Tenderly, shyly, they develop an affection for each other. As it grows, it helps him renew his interest in living. She sets one condition: Her illness is not to be the subject of their relationship. Because her death is near in her future, she wants to simply ignore it, and in the weeks she has remaining, she wants to experience, as much as she can, the first real romance of her young life.
There is a third major character, an inexplicable one, a friend of Enoch's named Hiroshi Takahashi (Ryo Kase), who died in World War II as a kamikaze pilot. The nature of this character is unclear. Reincarnated? Van Sant wisely doesn't explain and simply uses him in a matter-of-fact way as someone who is there. I don't believe kamikaze pilots were in love with death, but simply willing to give up their lives for their country. Perhaps his presence indicates that Enoch can travel in some sense to that undiscovered country, from whose bourn no traveler returns.
Annabel has a confidante, too: Her sister, Elizabeth (Schuyler Fisk), who is wary of this strange boy who has come tentatively stumbling into Annabel's complicated life. You can't always trust a man, Elizabeth counsels, but Annabel knows she can trust this one.

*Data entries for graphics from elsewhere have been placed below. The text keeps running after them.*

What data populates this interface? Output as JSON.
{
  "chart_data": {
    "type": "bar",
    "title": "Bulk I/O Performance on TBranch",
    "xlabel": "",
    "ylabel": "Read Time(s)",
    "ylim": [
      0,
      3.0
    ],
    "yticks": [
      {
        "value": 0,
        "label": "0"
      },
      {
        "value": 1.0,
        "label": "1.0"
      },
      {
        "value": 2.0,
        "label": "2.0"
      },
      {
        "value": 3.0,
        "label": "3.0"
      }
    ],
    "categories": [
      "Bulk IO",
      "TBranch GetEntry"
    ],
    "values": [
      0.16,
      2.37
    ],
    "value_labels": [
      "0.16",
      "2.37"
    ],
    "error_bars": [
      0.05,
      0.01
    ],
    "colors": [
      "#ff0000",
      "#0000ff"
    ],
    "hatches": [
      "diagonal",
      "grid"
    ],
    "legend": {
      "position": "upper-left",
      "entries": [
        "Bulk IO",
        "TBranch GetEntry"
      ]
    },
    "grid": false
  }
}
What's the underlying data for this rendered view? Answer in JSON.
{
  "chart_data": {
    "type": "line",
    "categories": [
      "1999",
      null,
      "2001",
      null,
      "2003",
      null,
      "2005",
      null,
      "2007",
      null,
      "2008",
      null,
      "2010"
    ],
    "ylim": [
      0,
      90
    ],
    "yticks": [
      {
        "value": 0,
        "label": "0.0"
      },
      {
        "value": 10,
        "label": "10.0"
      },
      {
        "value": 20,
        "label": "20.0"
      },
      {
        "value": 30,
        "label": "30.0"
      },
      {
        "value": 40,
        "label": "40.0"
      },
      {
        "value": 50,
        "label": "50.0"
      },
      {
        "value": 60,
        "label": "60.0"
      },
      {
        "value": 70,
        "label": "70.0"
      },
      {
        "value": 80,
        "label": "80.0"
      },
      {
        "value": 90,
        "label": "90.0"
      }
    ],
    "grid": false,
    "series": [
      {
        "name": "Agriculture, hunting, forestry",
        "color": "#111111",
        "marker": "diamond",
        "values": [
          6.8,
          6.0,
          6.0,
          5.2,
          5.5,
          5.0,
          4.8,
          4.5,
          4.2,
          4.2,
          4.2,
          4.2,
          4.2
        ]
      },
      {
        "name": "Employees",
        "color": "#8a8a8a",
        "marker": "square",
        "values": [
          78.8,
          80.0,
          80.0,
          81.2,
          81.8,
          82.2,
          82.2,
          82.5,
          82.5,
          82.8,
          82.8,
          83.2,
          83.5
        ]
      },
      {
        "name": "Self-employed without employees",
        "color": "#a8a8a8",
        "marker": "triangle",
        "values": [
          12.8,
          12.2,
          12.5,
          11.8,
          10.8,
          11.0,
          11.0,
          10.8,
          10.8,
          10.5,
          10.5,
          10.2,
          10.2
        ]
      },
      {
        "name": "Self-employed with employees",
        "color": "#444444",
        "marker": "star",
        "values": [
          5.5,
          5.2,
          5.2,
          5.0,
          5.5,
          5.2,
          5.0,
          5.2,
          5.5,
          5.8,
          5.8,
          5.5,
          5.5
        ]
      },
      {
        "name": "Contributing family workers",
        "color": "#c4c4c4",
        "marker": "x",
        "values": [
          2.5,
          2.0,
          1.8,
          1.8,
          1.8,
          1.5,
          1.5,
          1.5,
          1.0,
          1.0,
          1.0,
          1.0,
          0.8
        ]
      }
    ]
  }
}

All of the performances are pitched correctly. Nobody pushes too hard. Nobody underlines anything. Perhaps calmed by Van Sant, the characters seem peaceful, not troubled (as they should be). Few people can be this composed in the face of death. The most problematic character is Hiroshi, who has literally been dropped in from nowhere. Because he speaks English and knows about Nagasaki (which would have happened after his death), perhaps he is entirely an imaginary friend? In any event, Hiroshi and Enoch speak in matter-of-fact terms, as ordinary best pals.